Não salvamos Gaza, vamos nos salvar? "Parte da cultura de extermínio é a falta de garantia de que não nos tornaremos seu alvo."

Marta Byczkowska-Nowak: No seu livro "Gaza: Uma História da Cultura do Extermínio", você escreve sobre a falência do legado da Segunda Guerra Mundial. Como se sente ao ouvir a frase "nunca mais" hoje?
Paweł Mościcki: Considero que isso representa uma falha da nossa herança compartilhada e da nossa memória institucionalizada, que, em vez de trabalhar para a comunidade, para toda a humanidade, passou a servir aos interesses particulares de um único grupo. O slogan, criado para nomear e comemorar os crimes dos campos de concentração e extermínio, pretendia ter um apelo universal — para nos lembrar da Segunda Guerra Mundial e do nazismo, que visava exterminar diversos grupos de pessoas e representava uma ameaça a toda a humanidade.
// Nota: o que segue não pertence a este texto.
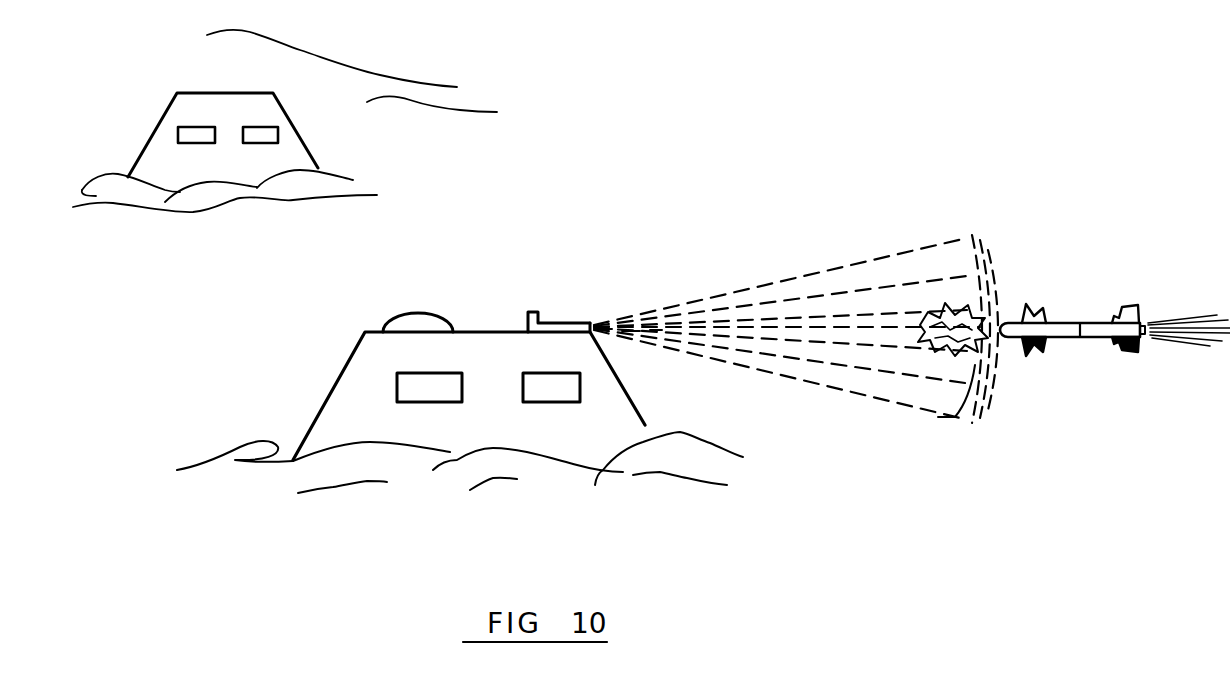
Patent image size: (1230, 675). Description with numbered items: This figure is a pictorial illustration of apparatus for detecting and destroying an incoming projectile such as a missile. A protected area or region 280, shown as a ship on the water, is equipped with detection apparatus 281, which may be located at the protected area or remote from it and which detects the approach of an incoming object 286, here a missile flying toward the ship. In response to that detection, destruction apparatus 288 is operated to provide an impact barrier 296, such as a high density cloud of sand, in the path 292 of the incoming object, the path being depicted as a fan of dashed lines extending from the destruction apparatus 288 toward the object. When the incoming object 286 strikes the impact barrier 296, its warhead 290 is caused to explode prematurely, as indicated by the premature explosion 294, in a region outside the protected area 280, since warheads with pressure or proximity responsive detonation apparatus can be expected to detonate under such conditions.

The protected area 280 is at (473, 343).
The detection apparatus 281 is at (538, 312).
The destruction apparatus 288 is at (592, 322).
The path 292 is at (795, 303).
The impact barrier 296 is at (908, 263).
The premature explosion 294 is at (952, 355).
The warhead 290 is at (1004, 315).
The incoming object 286 is at (1096, 318).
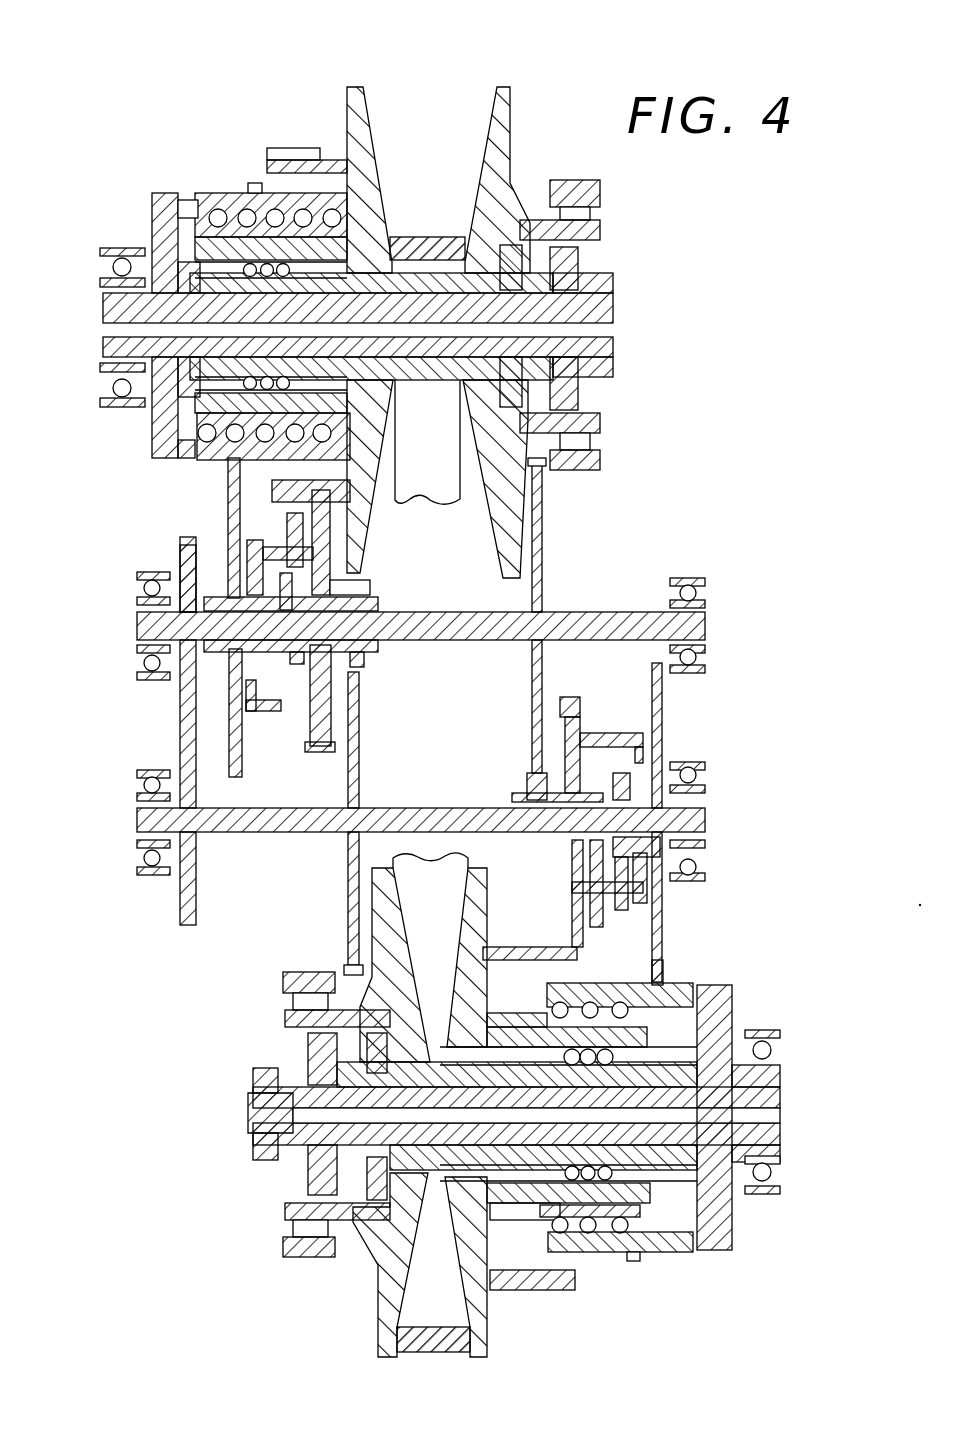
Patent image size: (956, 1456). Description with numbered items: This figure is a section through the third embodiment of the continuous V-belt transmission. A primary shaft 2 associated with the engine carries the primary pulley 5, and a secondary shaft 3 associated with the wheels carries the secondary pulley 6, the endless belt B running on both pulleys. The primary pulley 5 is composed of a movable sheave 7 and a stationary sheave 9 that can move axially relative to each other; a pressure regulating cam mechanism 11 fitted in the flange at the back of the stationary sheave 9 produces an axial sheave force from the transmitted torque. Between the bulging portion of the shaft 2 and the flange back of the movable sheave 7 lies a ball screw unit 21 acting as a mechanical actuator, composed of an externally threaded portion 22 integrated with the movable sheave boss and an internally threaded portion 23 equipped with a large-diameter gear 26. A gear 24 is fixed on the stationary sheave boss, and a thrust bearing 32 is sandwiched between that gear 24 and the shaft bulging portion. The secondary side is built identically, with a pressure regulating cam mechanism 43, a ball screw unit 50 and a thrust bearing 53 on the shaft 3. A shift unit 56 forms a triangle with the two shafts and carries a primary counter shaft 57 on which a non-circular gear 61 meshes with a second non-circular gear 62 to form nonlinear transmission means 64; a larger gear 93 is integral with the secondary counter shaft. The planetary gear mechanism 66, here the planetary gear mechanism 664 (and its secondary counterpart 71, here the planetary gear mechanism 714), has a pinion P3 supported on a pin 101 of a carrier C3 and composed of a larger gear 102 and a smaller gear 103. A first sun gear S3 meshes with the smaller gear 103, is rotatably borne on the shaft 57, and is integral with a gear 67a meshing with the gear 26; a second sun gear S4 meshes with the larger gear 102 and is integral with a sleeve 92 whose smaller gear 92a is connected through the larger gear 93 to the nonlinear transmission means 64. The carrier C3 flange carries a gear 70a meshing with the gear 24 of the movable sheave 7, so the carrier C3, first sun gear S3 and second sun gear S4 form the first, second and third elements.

The primary shaft 2 is at (612, 330).
The secondary shaft 3 is at (776, 1112).
The primary pulley 5 is at (452, 292).
The secondary pulley 6 is at (418, 1362).
The movable sheave 7 is at (357, 90).
The stationary sheave 9 is at (505, 97).
The endless belt B is at (425, 245).
The pressure regulating cam mechanism 11 is at (617, 252).
The ball screw unit 21 is at (223, 267).
The externally threaded portion 22 is at (158, 200).
The internally threaded portion 23 is at (212, 200).
The gear 24 is at (292, 150).
The large-diameter gear 26 is at (255, 185).
The thrust bearing 32 is at (175, 455).
The planetary gear mechanism 66 is at (191, 432).
The planetary gear mechanism 664 is at (140, 485).
The shift unit 56 is at (382, 714).
The primary counter shaft 57 is at (582, 620).
The non-circular gear 61 is at (200, 562).
The non-circular gear 62 is at (180, 900).
The nonlinear transmission means 64 is at (150, 730).
The gear 67a is at (237, 780).
The gear 70a is at (328, 748).
The planetary gear mechanism 71 is at (720, 824).
The planetary gear mechanism 714 is at (700, 730).
The sleeve 92 is at (380, 598).
The smaller gear 92a is at (362, 655).
The larger gear 93 is at (360, 752).
The pin 101 is at (170, 576).
The larger gear 102 is at (303, 517).
The smaller gear 103 is at (273, 537).
The pinion P3 is at (320, 545).
The carrier C3 is at (335, 588).
The first sun gear S3 is at (289, 690).
The second sun gear S4 is at (305, 672).
The pressure regulating cam mechanism 43 is at (295, 1182).
The ball screw unit 50 is at (613, 1270).
The thrust bearing 53 is at (700, 1252).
Na verdade, costumava funcionar assim: atrocidades em massa nunca mais devem ser cometidas.
Mais tarde, esse slogan passou a se referir especificamente ao Holocausto e tornou-se propriedade de um único grupo. Como os judeus europeus foram particularmente visados pelo nazismo, eles se tornaram as vítimas mais proeminentes. Hoje, vemos instituições que representam os judeus, sua história, cultura e tradições, tornando-se guardiãs, em certo sentido, donas dessa herança compartilhada. Consequentemente, elas determinam a forma como entendemos esse slogan.
Infelizmente, no contexto da existência do Estado de Israel, e especialmente de suas políticas e da ideologia por trás delas, "nunca mais" foi reduzido a "nunca mais para nós". Isso nem sequer se refere a todos os judeus, mas apenas àqueles que se identificam com o sionismo e o Estado nele fundado. Dessa forma, um slogan que deveria unir todas as pessoas, como um guarda-chuva protetor, em busca de uma fórmula para organizar as relações internacionais e sociais de modo que tais crimes nunca mais se repitam, foi distorcido.
Como Israel conseguiu essa mudança narrativa? Como conseguiu?
Este é o resultado de um processo político e social bem descrito, descrito pela historiadora israelense Idith Zertal, entre outros, e por muitos outros pesquisadores e autores. Toda a narrativa nacional do Estado israelense foi construída em torno da figura do Holocausto. Todos aqueles sujeitos a essa narrativa tornam-se, em certo sentido, reféns de uma compreensão absolutista da história, na qual nos deparamos constantemente com tentativas de repetir o Holocausto dos judeus europeus. Esta é uma forma de condicionamento da nossa resposta, calculada para nos impedir de reagir de qualquer outra forma que não seja com uma defesa, por vezes frenética e irrefletida, de Israel.
Essa evolução da narrativa pode ter acontecido porque Israel desempenha um papel fundamental nos interesses internacionais, e qualquer tentativa de desafiar essa narrativa da história está fadada à chantagem emocional e a acusações de antissemitismo.
O poder desta narrativa, como qualquer outra narrativa na política, é uma função dos recursos que a perpetuam — políticos, econômicos, institucionais, etc. Isso nos ensina algo que considero absolutamente crucial — tanto para o meu livro quanto para o debate sobre este tema em geral: a discussão sobre o Estado de Israel não é uma discussão sobre judaísmo ou judaísmo. Trata-se apenas marginalmente de judeus.